LangChaingo API (Dart SDK)
The Dart SDK exposes the /api/langchaingo endpoints through pb.langchaingo. Use it whenever you need an LLM completion or a LangChainGo retrieval workflow from Flutter, CLI, or server-side Dart code.
Completion Example
import 'package:bosbase/bosbase.dart';
final pb = Bosbase("http://localhost:8090");
final completion = await pb.langchaingo.completions(
LangChaingoCompletionRequest(
model: const LangChaingoModelConfig(provider: "openai", model: "gpt-4o-mini"),
messages: const [
LangChaingoCompletionMessage(role: "system", content: "Answer in one sentence."),
LangChaingoCompletionMessage(role: "user", content: "Explain Rayleigh scattering.")
],
temperature: 0.2,
),
);
print(completion.content);
The model block is optional—BosBase defaults to OpenAI + gpt-4o-mini if the server already has the relevant environment variables.

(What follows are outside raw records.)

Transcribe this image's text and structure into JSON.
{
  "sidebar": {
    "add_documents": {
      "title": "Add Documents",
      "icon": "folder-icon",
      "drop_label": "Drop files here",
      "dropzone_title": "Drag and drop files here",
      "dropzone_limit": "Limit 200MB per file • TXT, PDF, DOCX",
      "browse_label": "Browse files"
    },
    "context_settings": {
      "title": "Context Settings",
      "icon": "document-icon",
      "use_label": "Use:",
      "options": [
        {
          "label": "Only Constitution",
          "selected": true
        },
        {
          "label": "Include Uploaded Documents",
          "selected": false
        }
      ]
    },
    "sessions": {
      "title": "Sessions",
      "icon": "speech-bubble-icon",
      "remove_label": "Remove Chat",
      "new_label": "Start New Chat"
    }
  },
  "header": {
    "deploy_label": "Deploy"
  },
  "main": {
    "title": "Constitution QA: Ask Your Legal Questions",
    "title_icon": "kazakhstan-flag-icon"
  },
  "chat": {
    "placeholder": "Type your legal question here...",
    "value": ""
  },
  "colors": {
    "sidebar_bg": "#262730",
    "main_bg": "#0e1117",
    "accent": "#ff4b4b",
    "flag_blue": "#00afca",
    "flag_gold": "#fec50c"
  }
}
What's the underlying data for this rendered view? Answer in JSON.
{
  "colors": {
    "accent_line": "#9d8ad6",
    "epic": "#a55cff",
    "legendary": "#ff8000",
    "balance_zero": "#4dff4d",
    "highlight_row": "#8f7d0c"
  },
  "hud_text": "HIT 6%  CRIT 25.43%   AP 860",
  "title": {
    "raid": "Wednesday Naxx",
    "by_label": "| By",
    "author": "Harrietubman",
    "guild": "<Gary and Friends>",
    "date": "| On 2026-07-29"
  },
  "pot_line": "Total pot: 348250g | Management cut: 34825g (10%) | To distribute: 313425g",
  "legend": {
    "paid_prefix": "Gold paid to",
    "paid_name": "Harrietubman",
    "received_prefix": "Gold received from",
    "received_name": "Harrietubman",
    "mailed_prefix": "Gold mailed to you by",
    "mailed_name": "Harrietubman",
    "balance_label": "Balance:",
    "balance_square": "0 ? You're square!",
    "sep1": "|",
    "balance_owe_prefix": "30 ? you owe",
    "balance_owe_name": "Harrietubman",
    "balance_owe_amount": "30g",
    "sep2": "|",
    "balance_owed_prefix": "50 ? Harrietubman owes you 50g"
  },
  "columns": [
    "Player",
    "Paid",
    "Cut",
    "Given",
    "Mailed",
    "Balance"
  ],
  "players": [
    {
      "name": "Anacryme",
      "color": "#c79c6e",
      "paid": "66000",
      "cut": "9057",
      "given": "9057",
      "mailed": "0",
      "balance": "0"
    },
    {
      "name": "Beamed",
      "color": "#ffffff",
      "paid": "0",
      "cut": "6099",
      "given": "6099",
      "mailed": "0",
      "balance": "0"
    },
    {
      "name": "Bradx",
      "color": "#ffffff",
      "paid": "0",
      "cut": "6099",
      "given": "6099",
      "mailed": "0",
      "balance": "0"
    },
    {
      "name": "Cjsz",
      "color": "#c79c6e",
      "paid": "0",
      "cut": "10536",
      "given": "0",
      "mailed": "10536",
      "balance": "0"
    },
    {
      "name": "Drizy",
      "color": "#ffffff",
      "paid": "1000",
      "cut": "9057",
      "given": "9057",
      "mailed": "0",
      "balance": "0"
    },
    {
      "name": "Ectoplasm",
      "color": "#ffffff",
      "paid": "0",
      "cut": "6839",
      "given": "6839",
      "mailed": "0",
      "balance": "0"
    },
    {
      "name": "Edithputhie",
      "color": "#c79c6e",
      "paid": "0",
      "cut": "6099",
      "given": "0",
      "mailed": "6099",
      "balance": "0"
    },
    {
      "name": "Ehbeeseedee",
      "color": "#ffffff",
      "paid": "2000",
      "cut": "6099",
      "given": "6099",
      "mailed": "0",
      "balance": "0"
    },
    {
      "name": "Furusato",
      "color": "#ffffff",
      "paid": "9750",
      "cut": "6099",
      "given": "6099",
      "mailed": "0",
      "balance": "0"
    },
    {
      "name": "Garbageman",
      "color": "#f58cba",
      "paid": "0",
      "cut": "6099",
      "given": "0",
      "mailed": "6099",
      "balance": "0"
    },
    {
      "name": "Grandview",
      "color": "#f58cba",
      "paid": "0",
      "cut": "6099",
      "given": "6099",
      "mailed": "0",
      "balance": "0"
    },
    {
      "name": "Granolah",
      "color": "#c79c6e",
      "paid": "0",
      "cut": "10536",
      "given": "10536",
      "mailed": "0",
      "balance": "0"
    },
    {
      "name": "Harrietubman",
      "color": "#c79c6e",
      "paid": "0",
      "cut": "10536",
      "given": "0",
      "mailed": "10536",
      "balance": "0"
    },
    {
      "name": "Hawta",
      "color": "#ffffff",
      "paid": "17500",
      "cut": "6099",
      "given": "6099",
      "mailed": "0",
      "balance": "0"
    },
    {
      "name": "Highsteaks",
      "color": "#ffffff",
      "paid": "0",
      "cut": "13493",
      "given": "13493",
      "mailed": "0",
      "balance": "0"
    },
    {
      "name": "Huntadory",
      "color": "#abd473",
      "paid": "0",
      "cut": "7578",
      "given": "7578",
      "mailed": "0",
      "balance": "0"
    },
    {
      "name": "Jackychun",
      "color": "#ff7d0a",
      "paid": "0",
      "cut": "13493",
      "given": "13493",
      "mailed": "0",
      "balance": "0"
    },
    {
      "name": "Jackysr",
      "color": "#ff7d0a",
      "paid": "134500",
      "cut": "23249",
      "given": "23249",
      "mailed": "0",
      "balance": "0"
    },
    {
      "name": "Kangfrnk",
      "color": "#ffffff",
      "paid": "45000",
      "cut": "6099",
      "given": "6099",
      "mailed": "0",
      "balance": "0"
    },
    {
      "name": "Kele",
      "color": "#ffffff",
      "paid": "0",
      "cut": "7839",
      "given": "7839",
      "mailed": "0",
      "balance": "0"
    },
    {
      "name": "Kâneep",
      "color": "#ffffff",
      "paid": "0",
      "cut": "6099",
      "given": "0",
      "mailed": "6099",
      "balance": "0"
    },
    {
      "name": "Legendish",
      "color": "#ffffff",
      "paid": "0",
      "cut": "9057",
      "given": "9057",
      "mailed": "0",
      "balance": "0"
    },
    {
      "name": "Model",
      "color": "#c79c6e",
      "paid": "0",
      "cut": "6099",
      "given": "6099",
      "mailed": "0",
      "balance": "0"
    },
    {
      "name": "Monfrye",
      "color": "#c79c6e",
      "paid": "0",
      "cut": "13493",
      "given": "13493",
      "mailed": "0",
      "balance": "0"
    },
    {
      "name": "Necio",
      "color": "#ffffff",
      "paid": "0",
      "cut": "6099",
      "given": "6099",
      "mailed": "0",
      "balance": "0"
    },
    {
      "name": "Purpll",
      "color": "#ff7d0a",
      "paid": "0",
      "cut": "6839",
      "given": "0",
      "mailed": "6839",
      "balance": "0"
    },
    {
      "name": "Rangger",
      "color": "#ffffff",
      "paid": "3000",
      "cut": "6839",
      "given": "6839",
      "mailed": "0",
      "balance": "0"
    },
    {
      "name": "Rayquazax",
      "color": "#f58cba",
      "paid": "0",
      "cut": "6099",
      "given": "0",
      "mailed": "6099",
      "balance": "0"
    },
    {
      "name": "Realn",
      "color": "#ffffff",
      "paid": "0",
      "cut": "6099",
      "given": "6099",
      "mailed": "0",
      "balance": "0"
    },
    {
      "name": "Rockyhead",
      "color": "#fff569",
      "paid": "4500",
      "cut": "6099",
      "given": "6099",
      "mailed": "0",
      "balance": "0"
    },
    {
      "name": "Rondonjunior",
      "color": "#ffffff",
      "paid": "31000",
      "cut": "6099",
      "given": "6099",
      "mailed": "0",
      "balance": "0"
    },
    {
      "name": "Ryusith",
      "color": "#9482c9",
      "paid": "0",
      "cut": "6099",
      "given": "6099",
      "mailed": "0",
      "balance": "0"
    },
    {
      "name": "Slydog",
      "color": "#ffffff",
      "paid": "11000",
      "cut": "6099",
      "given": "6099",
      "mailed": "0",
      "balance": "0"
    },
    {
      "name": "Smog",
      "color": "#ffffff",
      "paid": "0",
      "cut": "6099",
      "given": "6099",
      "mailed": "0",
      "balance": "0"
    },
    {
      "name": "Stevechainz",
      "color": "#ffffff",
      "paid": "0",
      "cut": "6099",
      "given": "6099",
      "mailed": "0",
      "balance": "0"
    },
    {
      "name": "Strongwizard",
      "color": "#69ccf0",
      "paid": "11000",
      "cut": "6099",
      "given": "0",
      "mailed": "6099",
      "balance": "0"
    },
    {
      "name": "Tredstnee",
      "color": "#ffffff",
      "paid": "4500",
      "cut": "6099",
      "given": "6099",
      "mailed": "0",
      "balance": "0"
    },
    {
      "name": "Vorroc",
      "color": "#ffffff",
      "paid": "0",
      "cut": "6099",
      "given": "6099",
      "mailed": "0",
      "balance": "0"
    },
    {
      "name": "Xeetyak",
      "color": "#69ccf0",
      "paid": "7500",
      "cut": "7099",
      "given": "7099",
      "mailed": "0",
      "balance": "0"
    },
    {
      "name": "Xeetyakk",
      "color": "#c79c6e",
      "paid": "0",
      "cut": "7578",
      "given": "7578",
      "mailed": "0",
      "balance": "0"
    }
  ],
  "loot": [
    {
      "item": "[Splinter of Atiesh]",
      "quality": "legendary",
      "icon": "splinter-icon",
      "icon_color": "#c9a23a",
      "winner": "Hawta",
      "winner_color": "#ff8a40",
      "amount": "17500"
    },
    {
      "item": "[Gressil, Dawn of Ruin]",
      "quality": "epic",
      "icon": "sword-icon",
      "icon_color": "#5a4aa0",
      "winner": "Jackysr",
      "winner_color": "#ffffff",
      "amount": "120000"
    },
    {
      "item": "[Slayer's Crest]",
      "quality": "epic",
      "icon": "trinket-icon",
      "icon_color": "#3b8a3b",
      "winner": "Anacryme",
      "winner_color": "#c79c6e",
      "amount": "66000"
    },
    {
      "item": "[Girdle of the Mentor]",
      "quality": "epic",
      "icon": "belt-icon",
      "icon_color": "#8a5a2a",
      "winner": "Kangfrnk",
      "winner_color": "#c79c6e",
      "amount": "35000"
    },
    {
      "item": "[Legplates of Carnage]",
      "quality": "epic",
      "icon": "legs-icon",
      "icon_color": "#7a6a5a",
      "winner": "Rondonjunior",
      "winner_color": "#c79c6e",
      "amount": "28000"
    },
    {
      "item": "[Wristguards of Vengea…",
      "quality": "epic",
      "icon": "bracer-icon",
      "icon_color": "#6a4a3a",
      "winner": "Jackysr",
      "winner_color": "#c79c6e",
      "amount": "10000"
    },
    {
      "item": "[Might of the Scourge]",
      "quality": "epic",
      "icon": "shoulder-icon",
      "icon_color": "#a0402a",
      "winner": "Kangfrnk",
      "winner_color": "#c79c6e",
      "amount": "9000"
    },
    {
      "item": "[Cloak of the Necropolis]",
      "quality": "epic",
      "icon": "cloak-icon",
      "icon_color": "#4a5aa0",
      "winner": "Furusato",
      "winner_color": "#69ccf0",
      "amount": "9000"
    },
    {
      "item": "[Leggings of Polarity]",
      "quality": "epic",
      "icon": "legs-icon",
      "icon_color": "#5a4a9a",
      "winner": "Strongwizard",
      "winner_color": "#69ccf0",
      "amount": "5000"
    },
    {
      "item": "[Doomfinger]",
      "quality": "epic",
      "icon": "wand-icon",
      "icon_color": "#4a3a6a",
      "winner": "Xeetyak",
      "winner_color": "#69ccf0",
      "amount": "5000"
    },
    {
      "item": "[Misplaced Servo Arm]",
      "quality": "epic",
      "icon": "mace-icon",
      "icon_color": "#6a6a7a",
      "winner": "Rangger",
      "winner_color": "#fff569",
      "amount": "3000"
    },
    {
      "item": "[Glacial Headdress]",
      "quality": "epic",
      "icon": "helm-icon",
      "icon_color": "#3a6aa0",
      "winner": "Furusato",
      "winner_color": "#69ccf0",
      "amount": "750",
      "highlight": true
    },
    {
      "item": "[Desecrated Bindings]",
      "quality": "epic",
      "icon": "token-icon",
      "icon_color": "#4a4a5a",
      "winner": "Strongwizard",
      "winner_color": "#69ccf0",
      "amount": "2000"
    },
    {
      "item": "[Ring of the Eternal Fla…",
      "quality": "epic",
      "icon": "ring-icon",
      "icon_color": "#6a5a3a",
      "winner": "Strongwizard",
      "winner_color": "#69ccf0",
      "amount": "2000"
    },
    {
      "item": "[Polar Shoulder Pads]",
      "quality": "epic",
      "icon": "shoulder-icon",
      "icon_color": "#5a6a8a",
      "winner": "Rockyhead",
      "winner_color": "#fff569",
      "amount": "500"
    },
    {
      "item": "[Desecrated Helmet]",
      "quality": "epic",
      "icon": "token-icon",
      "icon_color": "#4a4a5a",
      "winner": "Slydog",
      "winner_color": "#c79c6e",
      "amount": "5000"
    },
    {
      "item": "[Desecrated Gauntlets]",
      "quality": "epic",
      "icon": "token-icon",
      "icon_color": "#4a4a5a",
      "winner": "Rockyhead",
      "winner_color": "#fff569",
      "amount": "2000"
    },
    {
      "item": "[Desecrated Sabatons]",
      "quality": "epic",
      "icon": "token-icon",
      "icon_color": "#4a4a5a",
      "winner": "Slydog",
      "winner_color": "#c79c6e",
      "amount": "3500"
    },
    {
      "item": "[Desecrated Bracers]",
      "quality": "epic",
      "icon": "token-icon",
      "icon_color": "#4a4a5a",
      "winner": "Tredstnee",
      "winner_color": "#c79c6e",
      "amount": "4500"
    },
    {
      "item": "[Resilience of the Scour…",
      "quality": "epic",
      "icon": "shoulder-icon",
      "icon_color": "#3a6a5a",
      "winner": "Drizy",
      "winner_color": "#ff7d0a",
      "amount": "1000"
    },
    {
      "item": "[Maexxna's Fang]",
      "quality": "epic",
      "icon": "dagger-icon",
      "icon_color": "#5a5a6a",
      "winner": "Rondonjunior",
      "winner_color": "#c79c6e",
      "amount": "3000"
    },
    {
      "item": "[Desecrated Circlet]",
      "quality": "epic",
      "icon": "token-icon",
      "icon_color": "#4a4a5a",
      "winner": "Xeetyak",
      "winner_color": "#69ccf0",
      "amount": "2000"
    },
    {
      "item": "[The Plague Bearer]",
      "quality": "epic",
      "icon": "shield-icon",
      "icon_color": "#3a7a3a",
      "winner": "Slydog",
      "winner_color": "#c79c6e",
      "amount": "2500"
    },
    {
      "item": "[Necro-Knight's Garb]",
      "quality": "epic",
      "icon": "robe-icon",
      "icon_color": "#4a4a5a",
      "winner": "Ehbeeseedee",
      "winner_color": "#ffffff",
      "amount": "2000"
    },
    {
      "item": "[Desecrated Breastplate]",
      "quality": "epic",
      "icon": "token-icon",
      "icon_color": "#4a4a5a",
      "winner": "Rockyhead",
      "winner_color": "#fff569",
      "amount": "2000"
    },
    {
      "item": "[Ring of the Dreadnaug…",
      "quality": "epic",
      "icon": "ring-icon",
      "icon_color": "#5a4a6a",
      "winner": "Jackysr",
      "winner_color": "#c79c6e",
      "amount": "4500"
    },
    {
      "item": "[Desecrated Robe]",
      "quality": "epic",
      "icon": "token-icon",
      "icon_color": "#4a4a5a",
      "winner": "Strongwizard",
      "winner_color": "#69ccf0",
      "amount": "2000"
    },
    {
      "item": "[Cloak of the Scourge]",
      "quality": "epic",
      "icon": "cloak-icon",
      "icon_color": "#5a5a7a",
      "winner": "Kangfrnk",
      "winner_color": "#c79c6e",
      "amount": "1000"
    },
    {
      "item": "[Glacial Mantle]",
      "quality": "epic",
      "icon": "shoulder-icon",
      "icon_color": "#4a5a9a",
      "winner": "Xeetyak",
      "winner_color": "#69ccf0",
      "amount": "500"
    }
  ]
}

Retrieval-Augmented Generation
Combine the LangChaingo API with pb.llmDocuments collections to build RAG flows.
final response = await pb.langchaingo.rag(
LangChaingoRAGRequest(
collection: "knowledge-base",
question: "Why is the sky blue?",
topK: 4,
returnSources: true,
filters: const LangChaingoRAGFilters(where: {"topic": "physics"}),
),
);
print(response.answer);
for (final source in response.sources ?? const []) {
print("${source.score?.toStringAsFixed(3)} ${source.metadata?['title']}");
}
Use the optional promptTemplate when you want to customize how the retrieved context is stuffed into the answer prompt:
await pb.langchaingo.rag(
LangChaingoRAGRequest(
collection: "knowledge-base",
question: "Summarize the context below.",
promptTemplate: "Context:\\n{{.context}}\\n\\nQuestion: {{.question}}\\nSummary:",
),
);
Request Types
LangChaingoCompletionRequest– prompt/messages, temperature, stop words, etc.LangChaingoRAGRequest– collection name, question, topK, filters, custom prompt template.
All request/response types live in package:bosbase/bosbase.dart.